Every Wednesday, our crew carves out some time to shake the hump day slump and exercise our critical eye by quickly evaluating design work that grabbed our attention in the previous week. No formality, no filter. Just reactions. If you love it, you hump it. If you don’t, you bump it. We want to bring you in on the fun. Remember, the goal isn’t to share the “right” opinion, it’s to share one at all.

Bump That

There are few things that brighten my mood more than the mention of the University of North Carolina at Chapel Hill. I love the campus, I adore the town and I live for the basketball team. My passion for my alma mater runs so deep that I even managed to get into a heated debate with a fellow R+Mer about the merits of Dean Smith’s coaching style compared to Mike Krzyzewski while he was interviewing me for my current job. Seriously, I’ve got it bad.

So when said Dook fan pulled me into his office this week to show me an ad found on Mashable.com for the UNC Kenan-Flagler Business School, I was completely taken aback by the snooty copy: “The Online MBA You Probably Can’t Get Into.”

Believe me when I say it pains me, but this week, I must bump Kenan-Flagler Business School’s ad. Here’s why: in my opinion, brand consistency should trump eye-catching pithiness.

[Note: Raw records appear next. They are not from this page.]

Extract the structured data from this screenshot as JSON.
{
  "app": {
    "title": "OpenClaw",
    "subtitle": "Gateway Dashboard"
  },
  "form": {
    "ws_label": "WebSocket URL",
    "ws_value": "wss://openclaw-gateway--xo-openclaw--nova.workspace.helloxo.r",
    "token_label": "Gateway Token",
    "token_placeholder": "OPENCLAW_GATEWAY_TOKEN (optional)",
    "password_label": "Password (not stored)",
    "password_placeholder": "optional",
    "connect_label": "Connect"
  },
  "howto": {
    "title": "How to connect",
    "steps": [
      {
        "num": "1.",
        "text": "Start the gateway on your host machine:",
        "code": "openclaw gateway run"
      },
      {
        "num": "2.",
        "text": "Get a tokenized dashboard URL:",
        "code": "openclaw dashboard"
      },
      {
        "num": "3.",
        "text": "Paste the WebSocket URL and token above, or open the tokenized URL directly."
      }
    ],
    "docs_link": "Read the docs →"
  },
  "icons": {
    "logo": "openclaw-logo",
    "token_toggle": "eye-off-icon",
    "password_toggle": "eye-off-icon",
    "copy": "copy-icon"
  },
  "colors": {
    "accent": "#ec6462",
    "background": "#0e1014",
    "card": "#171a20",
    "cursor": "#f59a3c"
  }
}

As a premier in-state university, UNC hangs its hat on a reputation of having the best balance of tuition, academics and accessibility for students in North Carolina. Kiplinger Magazine ranked UNC the #1 value in American public higher education the last 11 years in a row. With nearly 30,000 students (roughly 1/3 of whom are post-graduates), the university avoids an exclusionary image, while maintaining its reputation as a rigorous institution of higher learning.

In my opinion, this ad drastically departs from that market position by using a one-liner I assumed was meant to make me smirk, click and apply just to show them how wrong they are.

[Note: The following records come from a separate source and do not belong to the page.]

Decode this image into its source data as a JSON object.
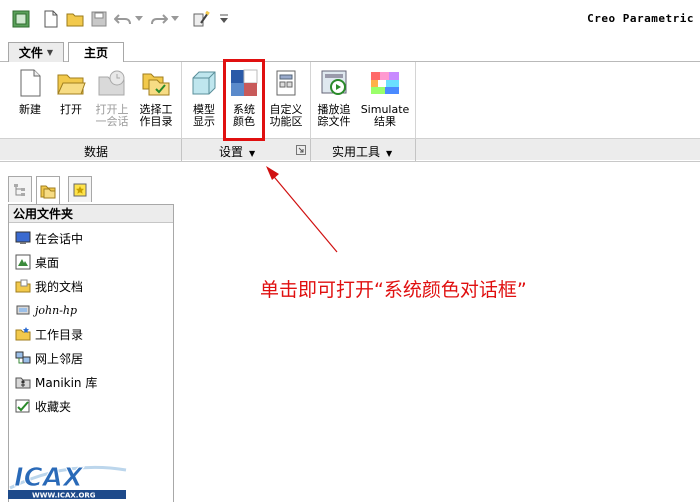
{
  "app": {
    "title": "Creo Parametric"
  },
  "tabs": {
    "file": "文件",
    "home": "主页"
  },
  "ribbon": {
    "buttons": {
      "new": "新建",
      "open": "打开",
      "open_session": "打开上\n一会话",
      "select_dir": "选择工\n作目录",
      "model_display": "模型\n显示",
      "system_colors": "系统\n颜色",
      "customize": "自定义\n功能区",
      "play_trail": "播放追\n踪文件",
      "simulate": "Simulate\n结果"
    },
    "groups": {
      "data": "数据",
      "settings": "设置",
      "utilities": "实用工具"
    }
  },
  "navigator": {
    "header": "公用文件夹",
    "items": [
      "在会话中",
      "桌面",
      "我的文档",
      "john-hp",
      "工作目录",
      "网上邻居",
      "Manikin 库",
      "收藏夹"
    ]
  },
  "annotation": {
    "text": "单击即可打开“系统颜色对话框”",
    "color": "#e01010"
  },
  "logo": {
    "text": "ICAX",
    "subtext": "WWW.ICAX.ORG"
  },
  "colors": {
    "highlight": "#e01010",
    "group_bar": "#ececec"
  }
}
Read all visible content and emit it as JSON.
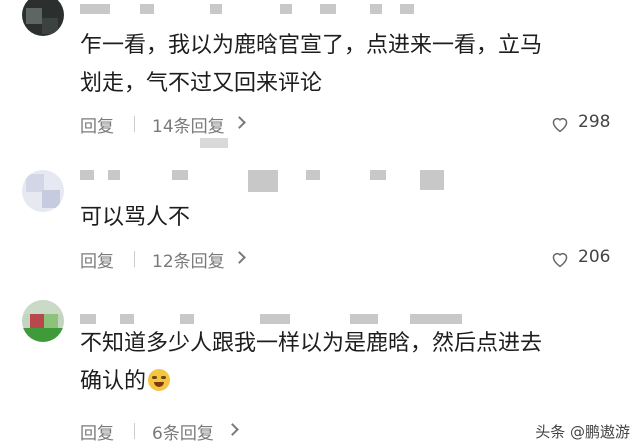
{
  "comments": [
    {
      "text_line1": "乍一看，我以为鹿晗官宣了，点进来一看，立马",
      "text_line2": "划走，气不过又回来评论",
      "reply_label": "回复",
      "replies_label": "14条回复",
      "likes": "298"
    },
    {
      "text_line1": "可以骂人不",
      "text_line2": "",
      "reply_label": "回复",
      "replies_label": "12条回复",
      "likes": "206"
    },
    {
      "text_line1": "不知道多少人跟我一样以为是鹿晗，然后点进去",
      "text_line2": "确认的",
      "reply_label": "回复",
      "replies_label": "6条回复",
      "likes": ""
    }
  ],
  "watermark": "头条 @鹏遨游",
  "colors": {
    "text": "#1d1d1d",
    "muted": "#7a7a7a",
    "background": "#ffffff"
  },
  "icons": [
    "avatar",
    "chevron-right-icon",
    "heart-icon",
    "laughing-crying-emoji-icon"
  ]
}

But my perspective is just one woman’s impression, so I reached out to Kenan-Flagler to better understand the intended strategy.

According to the school, this ad is intended to debunk the myth that an online program must have lower admissions standards than a traditional program. In fact, it’s part of a larger campaign that includes lines such as “All online MBAs are not created equal” and “You want the best? So do we!”

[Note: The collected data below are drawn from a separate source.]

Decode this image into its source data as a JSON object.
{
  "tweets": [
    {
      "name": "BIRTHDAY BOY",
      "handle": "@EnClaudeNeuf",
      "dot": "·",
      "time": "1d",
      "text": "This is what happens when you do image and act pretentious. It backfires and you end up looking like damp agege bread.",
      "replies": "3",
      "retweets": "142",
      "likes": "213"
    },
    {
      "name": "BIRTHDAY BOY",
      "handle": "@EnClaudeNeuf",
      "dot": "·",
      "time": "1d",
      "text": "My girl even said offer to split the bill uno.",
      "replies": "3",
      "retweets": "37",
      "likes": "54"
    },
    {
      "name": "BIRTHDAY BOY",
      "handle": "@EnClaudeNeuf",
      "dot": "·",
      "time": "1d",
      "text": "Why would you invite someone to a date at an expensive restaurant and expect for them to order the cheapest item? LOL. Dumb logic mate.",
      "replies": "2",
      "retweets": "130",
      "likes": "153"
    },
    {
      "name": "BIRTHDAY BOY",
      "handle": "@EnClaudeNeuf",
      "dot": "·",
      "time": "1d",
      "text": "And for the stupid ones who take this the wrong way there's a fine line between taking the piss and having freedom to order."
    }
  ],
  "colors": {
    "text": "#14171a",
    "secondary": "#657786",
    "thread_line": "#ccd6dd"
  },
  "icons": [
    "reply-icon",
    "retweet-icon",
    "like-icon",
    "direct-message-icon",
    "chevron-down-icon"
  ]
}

And, from a metrics standpoint, the school indicated that this edgier campaign is one of their most successful yet.

So that brings us to the fundamental question: can an ad still be successful if it makes you stop and take notice, regardless of whether it’s in line with its established brand?

In the case of UNC, I think the whole “best academic value for students of North Carolina” line has been drawn too deeply to begin touting a blatantly exclusive message now. But you tell me. Am I completely overreacting? (It’s okay, I can take it.) Is this advertisement more successful than I’m giving it credit for? There certainly are lots of factors to consider. After all, it’s several days later and we’re still talking about it.